I replied awkwardly.

“It’s a good thing you did because I was going to need you anyway,” He said. Suddenly, his entire demeanour changed as he said, “I need your help. The special assignment you were called for, well, it isn’t one related to journalism or the studio in any way. You are a girl with a humble background. You come from Surat, Gujarat, from a family of jewellery makers, correct? I need you to refit a piece I borrowed into three parts. One will be yours. Deal?”

“I umm, I-I…” I was too shocked to speak.

“Stop stuttering and answer me quickly! And let me tell you, if anyone comes to know about it, it would not be good for you,” he said, threatening me.

Suddenly, he pulled out a knife from his jacket, and pointed it at me.

I started mumbling. He pointed the knife straight at my throat, and cornered me by a wall. I got scared and pressed the home button thrice which was the easiest way to call an emergency.

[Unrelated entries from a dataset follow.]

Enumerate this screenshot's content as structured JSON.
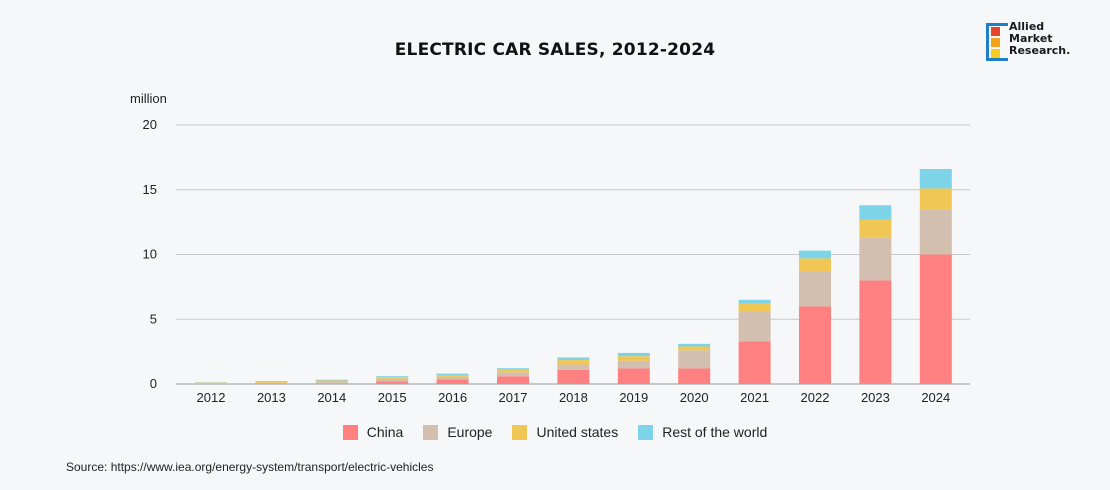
{
  "header": {
    "title": "ELECTRIC CAR SALES, 2012-2024",
    "logo_text": "Allied\nMarket\nResearch."
  },
  "footer": {
    "source": "Source: https://www.iea.org/energy-system/transport/electric-vehicles"
  },
  "chart_data": {
    "type": "bar",
    "stacked": true,
    "title": "ELECTRIC CAR SALES, 2012-2024",
    "unit_label": "million",
    "xlabel": "",
    "ylabel": "million",
    "ylim": [
      0,
      20
    ],
    "yticks": [
      0,
      5,
      10,
      15,
      20
    ],
    "grid": true,
    "legend_position": "bottom",
    "categories": [
      "2012",
      "2013",
      "2014",
      "2015",
      "2016",
      "2017",
      "2018",
      "2019",
      "2020",
      "2021",
      "2022",
      "2023",
      "2024"
    ],
    "series": [
      {
        "name": "China",
        "color": "#fe8080",
        "values": [
          0.01,
          0.02,
          0.05,
          0.2,
          0.35,
          0.6,
          1.1,
          1.2,
          1.2,
          3.3,
          6.0,
          8.0,
          10.0
        ]
      },
      {
        "name": "Europe",
        "color": "#d3bfaf",
        "values": [
          0.05,
          0.07,
          0.1,
          0.2,
          0.2,
          0.3,
          0.4,
          0.6,
          1.4,
          2.3,
          2.7,
          3.3,
          3.5
        ]
      },
      {
        "name": "United states",
        "color": "#f0c654",
        "values": [
          0.05,
          0.1,
          0.12,
          0.12,
          0.15,
          0.2,
          0.35,
          0.35,
          0.3,
          0.6,
          1.0,
          1.4,
          1.6
        ]
      },
      {
        "name": "Rest of the world",
        "color": "#7dd3e8",
        "values": [
          0.02,
          0.04,
          0.06,
          0.08,
          0.1,
          0.12,
          0.2,
          0.25,
          0.2,
          0.3,
          0.6,
          1.1,
          1.5
        ]
      }
    ]
  }
}
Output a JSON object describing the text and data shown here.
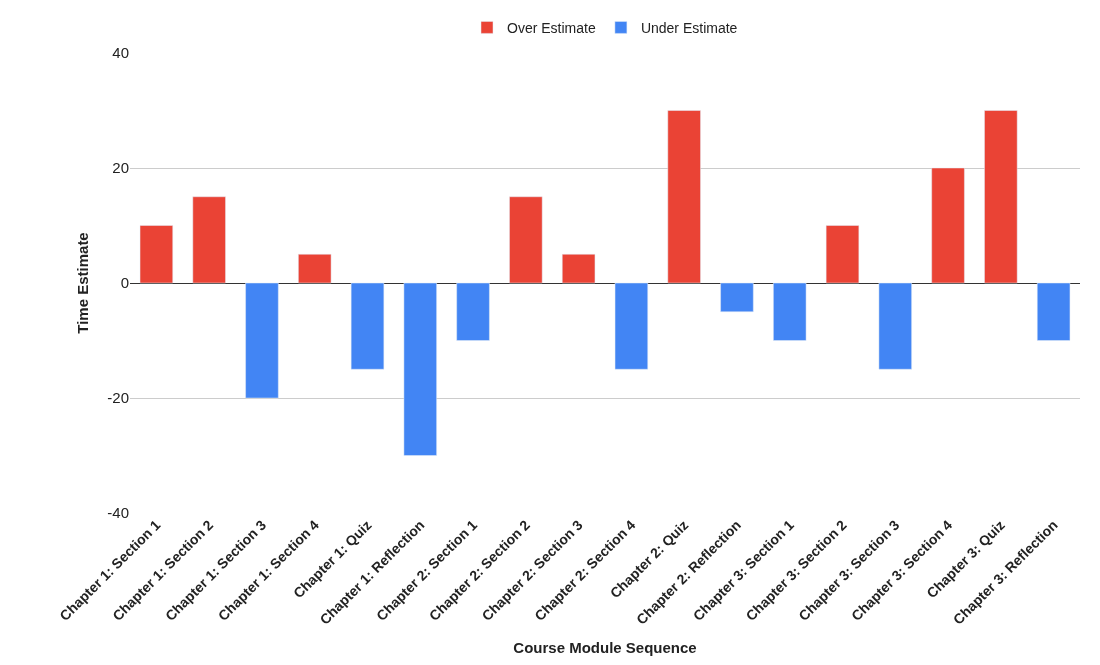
{
  "chart_data": {
    "type": "bar",
    "stacked": true,
    "xlabel": "Course Module Sequence",
    "ylabel": "Time Estimate",
    "categories": [
      "Chapter 1: Section 1",
      "Chapter 1: Section 2",
      "Chapter 1: Section 3",
      "Chapter 1: Section 4",
      "Chapter 1: Quiz",
      "Chapter 1: Reflection",
      "Chapter 2: Section 1",
      "Chapter 2: Section 2",
      "Chapter 2: Section 3",
      "Chapter 2: Section 4",
      "Chapter 2: Quiz",
      "Chapter 2: Reflection",
      "Chapter 3: Section 1",
      "Chapter 3: Section 2",
      "Chapter 3: Section 3",
      "Chapter 3: Section 4",
      "Chapter 3: Quiz",
      "Chapter 3: Reflection"
    ],
    "series": [
      {
        "name": "Over Estimate",
        "color": "#ea4335",
        "values": [
          10,
          15,
          null,
          5,
          null,
          null,
          null,
          15,
          5,
          null,
          30,
          null,
          null,
          10,
          null,
          20,
          30,
          null
        ]
      },
      {
        "name": "Under Estimate",
        "color": "#4285f4",
        "values": [
          null,
          null,
          -20,
          null,
          -15,
          -30,
          -10,
          null,
          null,
          -15,
          null,
          -5,
          -10,
          null,
          -15,
          null,
          null,
          -10
        ]
      }
    ],
    "ylim": [
      -40,
      40
    ],
    "yticks": [
      -40,
      -20,
      0,
      20,
      40
    ],
    "grid": "y",
    "legend": "top"
  }
}
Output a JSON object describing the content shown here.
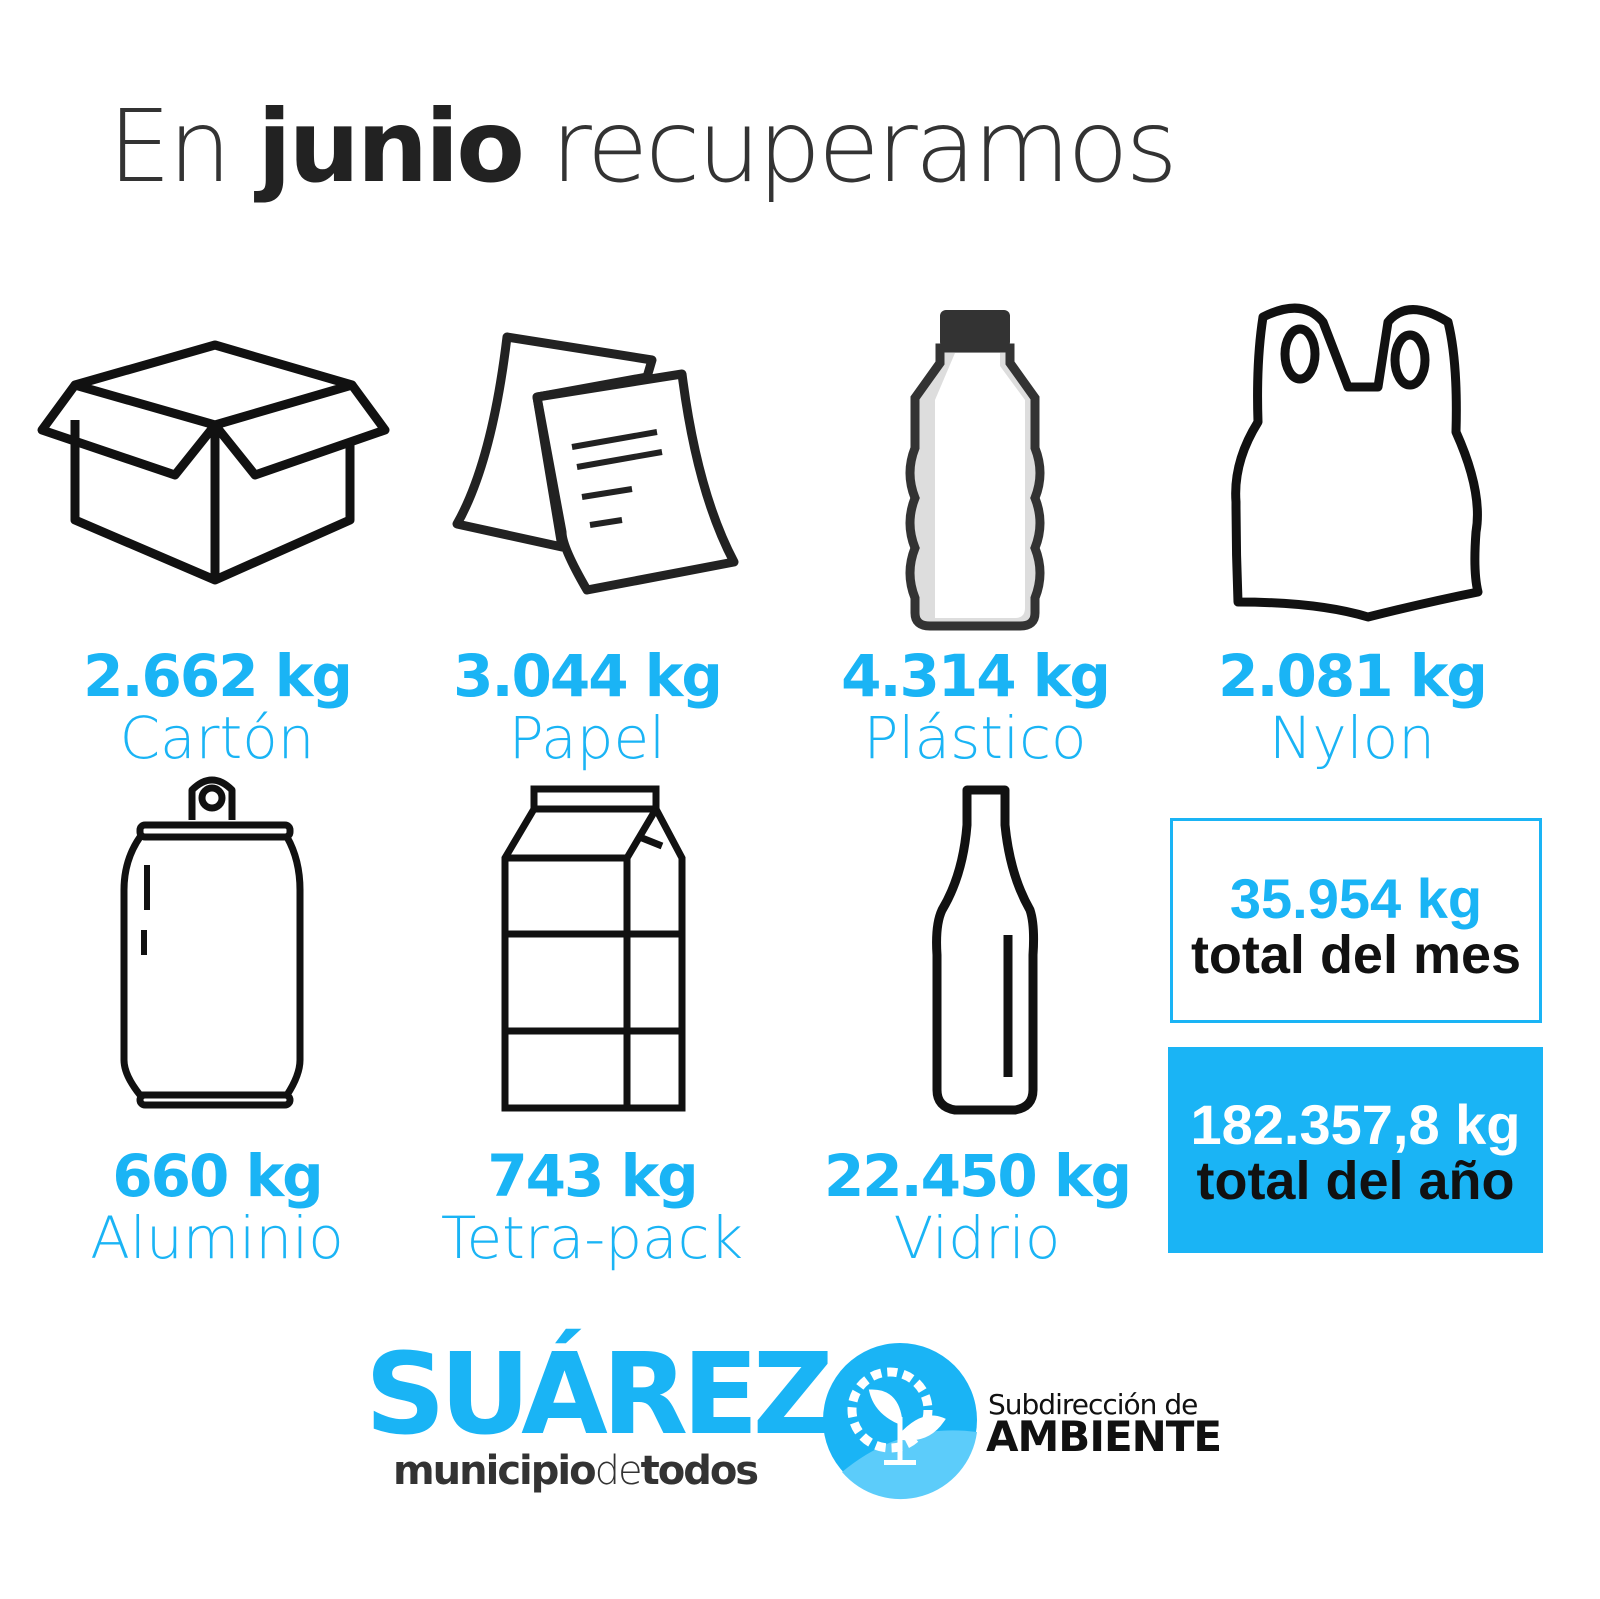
{
  "title": {
    "prefix": "En",
    "month": "junio",
    "suffix": "recuperamos"
  },
  "materials": [
    {
      "qty": "2.662 kg",
      "label": "Cartón",
      "icon": "cardboard-box-icon"
    },
    {
      "qty": "3.044 kg",
      "label": "Papel",
      "icon": "paper-icon"
    },
    {
      "qty": "4.314 kg",
      "label": "Plástico",
      "icon": "plastic-bottle-icon"
    },
    {
      "qty": "2.081 kg",
      "label": "Nylon",
      "icon": "plastic-bag-icon"
    },
    {
      "qty": "660 kg",
      "label": "Aluminio",
      "icon": "can-icon"
    },
    {
      "qty": "743 kg",
      "label": "Tetra-pack",
      "icon": "carton-pack-icon"
    },
    {
      "qty": "22.450 kg",
      "label": "Vidrio",
      "icon": "glass-bottle-icon"
    }
  ],
  "totals": {
    "month": {
      "qty": "35.954 kg",
      "label": "total del mes"
    },
    "year": {
      "qty": "182.357,8 kg",
      "label": "total del año"
    }
  },
  "footer": {
    "brand": "SUÁREZ",
    "tagline_a": "municipio",
    "tagline_b": "de",
    "tagline_c": "todos",
    "dept_sub": "Subdirección de",
    "dept_main": "AMBIENTE"
  },
  "colors": {
    "accent": "#1ab4f5",
    "text": "#333333"
  }
}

I could hear police sirens in the distance. His eyes widened, but the knife didn’t move. He clenched his teeth, and slowly started pushing the knife into my throat. I was in pain, but I would stand my ground until the end.

After a few minutes, two policemen and a policewoman came into view, running fast. “Put your hands up,” they said. My boss dropped the knife and tried to run away, but the policewoman quickly tackled him. “You are under arrest,” she said, handcuffing him.

I was breathing hard, and the two policemen began checking my condition. They carried me to the police car and told me that the knife didn’t hurt me much and I am going to be fine soon. They dropped me at the nearby hospital, with instructions to report to the police station first thing the next morning.

The next morning, I was discharged early with a bandage around my neck and a packet of painkillers. And after that whole ordeal, I was left with only two thoughts: “Do I go to the police station or the press conference?”